Ms. BERRY: I do feel like that. We've had Jennifer Hudson. We've had Monique. We've had Jamie Foxx. We've had Forest Whitaker go on to win Academy Awards since then. So I do think that night was very inspiring for people of color, and there has been significant change.
But real evolution, I think people have to remember, is slow. If it's real and if it's meant to stay and not be a, you know, one time wonder, it's going to take time. And I think things are changing.
CORNISH: You've earned a Golden Globe nomination for this role in "Frankie and Alice," and a great deal of it, without giving away too much of the pot, rest on the relationship between mother's and daughters.
And now that you're a mother, how did that affect your thinking in making a film like this, or, I guess, affect your career?
Ms. BERRY: You know, mother and daughter relationships are always very complicated.

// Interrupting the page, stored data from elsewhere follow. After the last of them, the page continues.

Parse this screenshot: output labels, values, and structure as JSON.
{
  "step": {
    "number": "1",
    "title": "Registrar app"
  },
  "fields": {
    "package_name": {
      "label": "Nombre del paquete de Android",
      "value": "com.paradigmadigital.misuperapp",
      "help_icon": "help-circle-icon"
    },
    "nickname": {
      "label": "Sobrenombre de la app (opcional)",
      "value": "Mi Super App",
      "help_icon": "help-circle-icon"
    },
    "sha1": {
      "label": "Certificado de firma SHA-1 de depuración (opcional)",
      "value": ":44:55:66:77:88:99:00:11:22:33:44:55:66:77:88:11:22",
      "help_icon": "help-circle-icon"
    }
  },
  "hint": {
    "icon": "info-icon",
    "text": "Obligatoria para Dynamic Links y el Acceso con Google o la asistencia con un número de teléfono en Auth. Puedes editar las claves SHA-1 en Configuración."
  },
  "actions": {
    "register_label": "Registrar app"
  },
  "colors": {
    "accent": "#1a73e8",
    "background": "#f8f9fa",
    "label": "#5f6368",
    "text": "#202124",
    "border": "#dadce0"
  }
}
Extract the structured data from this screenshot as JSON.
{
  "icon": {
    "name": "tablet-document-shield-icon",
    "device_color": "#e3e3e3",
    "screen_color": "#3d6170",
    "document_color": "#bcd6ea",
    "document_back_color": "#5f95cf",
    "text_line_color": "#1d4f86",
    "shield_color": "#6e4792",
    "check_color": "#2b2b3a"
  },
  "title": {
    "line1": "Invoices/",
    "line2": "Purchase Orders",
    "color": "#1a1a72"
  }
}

The relationship with this mother and daughter, I think, was something that inspired me and I learned a lot from, and it's a real testament to the love of a mother.
And being a mother myself, there's nothing I wouldn't do for my daughter, whether it be legal or illegal.
(Soundbite of laughter)
CORNISH: She's only like, what, three right now, so that can't - hopefully you won't have to test that.
Ms. BERRY: No. But I can tell you, as sure as I'm sitting in this chair, if she killed somebody, I would help her bury the body.
(Soundbite of laughter)
Ms. BERRY: And I would try very hard to protect her in any way that I could, and I think that's just an instinct of a mother. And that's probably wrong and people will probably - you'll probably get mail that Halle Berry said she (unintelligible) and she blah, blah, blah.
(Soundbite of laughter)
Ms. BERRY: But I don't care. That's my daughter, and I would take a bullet for her. I'd go to jail. I'd end my life. I'd do whatever it took to protect that little girl. I don't care what she did, and that's what I said and I said it.
CORNISH: Is that also, I assume you're thinking about this now maybe, your old relationship with your mother?
Ms. BERRY: I hope my mother would do that for me. I don't know if she'd bury a body for me, but I hope she would protect me and she has in my lifetime, so yeah.
(Soundbite of music)
CORNISH: That's actress Halle Berry. She stars in "Frankie and Alice" which opens this month and will be in wide release early next year. She spoke to us from our studious in NPR West.
Halle Berry, thank you so much.
Ms. BERRY: Thank you. Thank you so much for having me.
CORNISH: You are listening to ALL THINGS CONSIDERED from NPR News.